C’est musicalement que l’album ne tient pas toutes ses promesses. L’exposé de l’underground pour les nuls (‘Underground for Dummies’), dans lequel le rappeur relate son parcours chaotique et atypique en multipliant les clins d’œil et les prises de distance (« It’s funny hearing all the shit these rappers brag about, knowing all of them are walking around with massive doubts »), aurait ainsi mérité un habillage sonore plus audacieux de la part de Odd Nosdam. Le problème n’est pas tellement que la forme se soit adoucie, en accord avec l’expression des désillusions. D’ailleurs, les moments les plus agressifs ne sont pas les plus réussis, à l’image de ‘Call Me François’ et son instru gâché par une boucle synthétique soûlante.

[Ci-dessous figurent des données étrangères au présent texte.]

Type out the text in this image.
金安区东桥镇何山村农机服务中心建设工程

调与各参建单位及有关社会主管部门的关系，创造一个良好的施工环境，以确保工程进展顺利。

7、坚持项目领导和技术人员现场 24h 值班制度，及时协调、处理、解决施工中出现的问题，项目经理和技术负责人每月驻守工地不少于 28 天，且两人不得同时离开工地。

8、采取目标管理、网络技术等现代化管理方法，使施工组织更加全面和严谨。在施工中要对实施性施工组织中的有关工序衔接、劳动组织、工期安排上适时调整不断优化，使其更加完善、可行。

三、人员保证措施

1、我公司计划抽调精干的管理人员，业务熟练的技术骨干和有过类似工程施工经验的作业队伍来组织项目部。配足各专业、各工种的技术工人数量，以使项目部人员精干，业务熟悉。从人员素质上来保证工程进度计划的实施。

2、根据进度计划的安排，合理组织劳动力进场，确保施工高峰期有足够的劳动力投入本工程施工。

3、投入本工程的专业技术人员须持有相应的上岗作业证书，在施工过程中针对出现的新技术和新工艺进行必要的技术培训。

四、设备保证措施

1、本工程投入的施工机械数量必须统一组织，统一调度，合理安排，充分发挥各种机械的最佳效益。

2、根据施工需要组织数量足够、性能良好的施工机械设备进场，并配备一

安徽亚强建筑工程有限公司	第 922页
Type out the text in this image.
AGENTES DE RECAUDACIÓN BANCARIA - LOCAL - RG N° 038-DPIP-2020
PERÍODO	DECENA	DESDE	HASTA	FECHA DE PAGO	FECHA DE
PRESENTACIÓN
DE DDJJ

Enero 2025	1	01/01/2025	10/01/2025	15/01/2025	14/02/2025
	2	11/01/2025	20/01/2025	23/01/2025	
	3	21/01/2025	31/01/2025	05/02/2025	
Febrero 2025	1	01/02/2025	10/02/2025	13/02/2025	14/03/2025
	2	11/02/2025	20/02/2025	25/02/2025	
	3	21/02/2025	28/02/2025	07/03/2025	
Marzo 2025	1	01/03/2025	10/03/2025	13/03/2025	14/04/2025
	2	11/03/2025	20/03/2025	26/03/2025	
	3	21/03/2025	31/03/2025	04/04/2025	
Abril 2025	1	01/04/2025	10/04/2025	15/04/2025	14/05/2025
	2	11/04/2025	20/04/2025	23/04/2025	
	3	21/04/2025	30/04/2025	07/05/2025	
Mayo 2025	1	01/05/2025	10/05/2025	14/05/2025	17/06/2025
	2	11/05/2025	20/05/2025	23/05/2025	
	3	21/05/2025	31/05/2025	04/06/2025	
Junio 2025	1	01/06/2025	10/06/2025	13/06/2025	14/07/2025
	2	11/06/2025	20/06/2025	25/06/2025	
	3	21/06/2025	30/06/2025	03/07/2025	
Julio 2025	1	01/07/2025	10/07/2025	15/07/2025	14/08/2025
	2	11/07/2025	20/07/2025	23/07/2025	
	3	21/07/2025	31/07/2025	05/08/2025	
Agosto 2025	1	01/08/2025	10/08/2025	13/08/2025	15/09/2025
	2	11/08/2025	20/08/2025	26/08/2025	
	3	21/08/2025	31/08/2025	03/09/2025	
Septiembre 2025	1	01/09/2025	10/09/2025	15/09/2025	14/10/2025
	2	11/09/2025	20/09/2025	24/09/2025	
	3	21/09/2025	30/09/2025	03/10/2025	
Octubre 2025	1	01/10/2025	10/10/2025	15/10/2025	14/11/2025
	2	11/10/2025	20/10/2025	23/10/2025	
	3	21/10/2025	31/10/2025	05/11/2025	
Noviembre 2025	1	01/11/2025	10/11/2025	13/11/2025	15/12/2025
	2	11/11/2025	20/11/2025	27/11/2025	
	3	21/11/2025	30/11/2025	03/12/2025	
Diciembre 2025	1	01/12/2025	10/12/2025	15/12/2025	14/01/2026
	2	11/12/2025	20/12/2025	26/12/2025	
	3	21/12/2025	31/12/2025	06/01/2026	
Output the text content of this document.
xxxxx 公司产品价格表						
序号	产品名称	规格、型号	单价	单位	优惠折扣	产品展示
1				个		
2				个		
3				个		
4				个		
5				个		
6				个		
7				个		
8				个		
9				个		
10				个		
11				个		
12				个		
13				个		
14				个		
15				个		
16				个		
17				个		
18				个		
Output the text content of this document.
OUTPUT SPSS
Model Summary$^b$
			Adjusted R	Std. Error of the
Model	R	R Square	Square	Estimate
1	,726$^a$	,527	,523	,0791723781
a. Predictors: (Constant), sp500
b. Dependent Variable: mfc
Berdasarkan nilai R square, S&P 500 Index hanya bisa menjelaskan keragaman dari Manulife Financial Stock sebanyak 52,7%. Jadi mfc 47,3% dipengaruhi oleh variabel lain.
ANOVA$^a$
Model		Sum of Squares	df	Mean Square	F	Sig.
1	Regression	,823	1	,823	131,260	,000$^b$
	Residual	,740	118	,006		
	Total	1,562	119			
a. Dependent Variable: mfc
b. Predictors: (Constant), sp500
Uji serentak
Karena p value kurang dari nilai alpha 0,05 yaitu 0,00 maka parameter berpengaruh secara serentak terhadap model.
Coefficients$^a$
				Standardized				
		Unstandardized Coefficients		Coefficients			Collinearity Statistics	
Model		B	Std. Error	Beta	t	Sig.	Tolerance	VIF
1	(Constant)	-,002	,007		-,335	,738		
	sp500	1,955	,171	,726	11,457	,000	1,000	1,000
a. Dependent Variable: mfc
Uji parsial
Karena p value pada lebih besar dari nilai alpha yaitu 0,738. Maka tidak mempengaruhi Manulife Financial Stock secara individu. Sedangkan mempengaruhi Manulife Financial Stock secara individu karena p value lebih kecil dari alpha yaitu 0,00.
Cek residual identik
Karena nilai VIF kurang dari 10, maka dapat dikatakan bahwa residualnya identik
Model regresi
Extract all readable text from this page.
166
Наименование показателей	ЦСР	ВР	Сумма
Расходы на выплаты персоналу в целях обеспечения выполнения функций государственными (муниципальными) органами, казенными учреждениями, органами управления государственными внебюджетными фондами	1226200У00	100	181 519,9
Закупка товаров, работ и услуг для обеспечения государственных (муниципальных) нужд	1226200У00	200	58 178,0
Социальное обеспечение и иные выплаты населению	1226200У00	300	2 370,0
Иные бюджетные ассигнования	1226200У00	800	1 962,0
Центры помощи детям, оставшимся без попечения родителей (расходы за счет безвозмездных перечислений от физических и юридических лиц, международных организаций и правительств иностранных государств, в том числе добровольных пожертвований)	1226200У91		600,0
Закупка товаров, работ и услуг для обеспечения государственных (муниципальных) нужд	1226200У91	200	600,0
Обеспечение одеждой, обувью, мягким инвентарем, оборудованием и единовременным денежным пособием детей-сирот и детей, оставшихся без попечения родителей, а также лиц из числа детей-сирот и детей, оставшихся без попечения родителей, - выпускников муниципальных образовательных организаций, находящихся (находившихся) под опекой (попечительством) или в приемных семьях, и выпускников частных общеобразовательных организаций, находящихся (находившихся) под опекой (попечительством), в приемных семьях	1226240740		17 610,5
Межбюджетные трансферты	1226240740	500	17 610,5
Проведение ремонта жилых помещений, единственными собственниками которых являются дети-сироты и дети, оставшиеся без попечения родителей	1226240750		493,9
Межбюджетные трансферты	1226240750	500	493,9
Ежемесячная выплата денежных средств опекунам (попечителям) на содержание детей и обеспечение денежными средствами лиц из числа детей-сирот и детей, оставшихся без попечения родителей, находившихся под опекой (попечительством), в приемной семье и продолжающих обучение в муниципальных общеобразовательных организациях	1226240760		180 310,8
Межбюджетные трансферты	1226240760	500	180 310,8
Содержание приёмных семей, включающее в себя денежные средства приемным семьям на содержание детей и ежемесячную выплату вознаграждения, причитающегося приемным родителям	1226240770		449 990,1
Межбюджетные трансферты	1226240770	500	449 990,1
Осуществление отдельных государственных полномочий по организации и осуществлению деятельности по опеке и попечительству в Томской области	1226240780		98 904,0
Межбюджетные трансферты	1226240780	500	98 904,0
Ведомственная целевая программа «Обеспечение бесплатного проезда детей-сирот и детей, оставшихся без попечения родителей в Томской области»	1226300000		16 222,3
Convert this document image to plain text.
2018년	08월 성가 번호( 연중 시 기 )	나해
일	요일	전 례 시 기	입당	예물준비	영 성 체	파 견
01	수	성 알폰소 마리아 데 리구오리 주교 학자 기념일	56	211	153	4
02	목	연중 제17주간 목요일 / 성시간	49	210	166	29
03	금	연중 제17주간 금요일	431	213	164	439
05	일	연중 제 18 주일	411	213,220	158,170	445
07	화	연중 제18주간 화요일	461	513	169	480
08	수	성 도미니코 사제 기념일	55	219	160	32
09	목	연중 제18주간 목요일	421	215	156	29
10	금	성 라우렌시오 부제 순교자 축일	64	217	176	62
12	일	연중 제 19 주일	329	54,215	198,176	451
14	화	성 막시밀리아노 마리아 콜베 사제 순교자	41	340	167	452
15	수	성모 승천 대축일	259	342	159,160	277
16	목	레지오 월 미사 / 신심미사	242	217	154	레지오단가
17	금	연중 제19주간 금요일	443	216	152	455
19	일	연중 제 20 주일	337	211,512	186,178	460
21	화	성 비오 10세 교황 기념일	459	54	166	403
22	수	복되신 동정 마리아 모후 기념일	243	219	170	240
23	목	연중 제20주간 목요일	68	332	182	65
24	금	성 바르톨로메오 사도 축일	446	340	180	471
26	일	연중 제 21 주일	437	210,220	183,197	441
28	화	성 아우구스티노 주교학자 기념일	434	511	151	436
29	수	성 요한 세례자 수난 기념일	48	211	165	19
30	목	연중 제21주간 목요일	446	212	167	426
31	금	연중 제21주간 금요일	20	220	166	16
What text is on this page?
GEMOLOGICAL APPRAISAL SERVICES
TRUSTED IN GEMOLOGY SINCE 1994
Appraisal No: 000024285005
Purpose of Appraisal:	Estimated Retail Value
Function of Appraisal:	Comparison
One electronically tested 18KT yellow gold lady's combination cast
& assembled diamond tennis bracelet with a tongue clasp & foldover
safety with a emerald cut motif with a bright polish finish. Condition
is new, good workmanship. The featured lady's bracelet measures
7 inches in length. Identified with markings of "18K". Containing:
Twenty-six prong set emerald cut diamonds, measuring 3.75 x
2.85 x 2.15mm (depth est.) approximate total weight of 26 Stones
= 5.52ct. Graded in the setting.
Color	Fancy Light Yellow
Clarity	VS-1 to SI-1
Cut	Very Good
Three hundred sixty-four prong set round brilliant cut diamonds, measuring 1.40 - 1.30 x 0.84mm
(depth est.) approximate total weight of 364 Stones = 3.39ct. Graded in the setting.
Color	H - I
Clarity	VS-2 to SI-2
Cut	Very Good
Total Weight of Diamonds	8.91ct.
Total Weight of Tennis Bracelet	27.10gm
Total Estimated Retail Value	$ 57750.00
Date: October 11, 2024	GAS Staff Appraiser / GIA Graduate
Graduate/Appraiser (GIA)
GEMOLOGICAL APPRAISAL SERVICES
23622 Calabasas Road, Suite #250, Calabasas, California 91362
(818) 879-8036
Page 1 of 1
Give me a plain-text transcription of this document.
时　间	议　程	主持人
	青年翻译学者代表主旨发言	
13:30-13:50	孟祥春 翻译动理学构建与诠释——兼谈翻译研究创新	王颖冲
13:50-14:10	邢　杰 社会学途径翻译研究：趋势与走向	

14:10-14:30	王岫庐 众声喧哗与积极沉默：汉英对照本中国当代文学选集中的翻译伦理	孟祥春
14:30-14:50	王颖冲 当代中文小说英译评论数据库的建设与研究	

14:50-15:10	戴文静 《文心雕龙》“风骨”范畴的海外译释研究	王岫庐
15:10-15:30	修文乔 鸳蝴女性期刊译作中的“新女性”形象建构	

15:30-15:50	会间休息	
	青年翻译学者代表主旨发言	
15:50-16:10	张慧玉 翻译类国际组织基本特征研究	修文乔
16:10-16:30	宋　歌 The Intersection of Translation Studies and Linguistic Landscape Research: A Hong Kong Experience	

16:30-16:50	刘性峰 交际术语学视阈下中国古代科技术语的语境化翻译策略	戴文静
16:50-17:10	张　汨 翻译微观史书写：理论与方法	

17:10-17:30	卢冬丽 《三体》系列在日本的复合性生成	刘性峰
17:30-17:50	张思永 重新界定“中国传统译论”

Il s’agit simplement de choix musicaux moyennement judicieux. Ceux d’Alias, par exemple : c’est tout juste si la paire ‘Clickety Clack’/’Midgets & Giants’ n’est pas insipide, malgré la petite ritournelle entraînante du refrain dans ce dernier morceau. Sage Francis y raille efficacement les clichés et les travers de la corporation rap, mais musicalement, ça ne suit pas complètement. On remarque au passage que le travail des quatre producteurs nouveaux venus qui participent à l’album (Mr Copper, Kurtis SP, Big Cats! et Miles Bonny) n’a rien à envier aux compères habituels du rappeur, même si l’on regrette que Sixtoo ne contribue qu’à un interlude – végétarien de surcroît.En somme, « Human the Death Dance » est une œuvre réussie… mais. Mais la prétention à être un sommet de carrière ne convainc pas vraiment. Paradoxe : l’album est sans doute « abouti » ; il manque pourtant de flamboyance, d’équilibre (des morceaux trop longs ne viennent pas compenser d’autres trop courts), et en fin de compte, de puissance. Un peu dépareillé musicalement, il manque parfois d’aller à l’essentiel, à tel point que l’on se surprend à regretter parfois la formule des Non-Prophets, plus simple mais non moins efficace. À force de nous répéter combien ce projet a été mûri, on escomptait mieux. C’est-à-dire : encore mieux.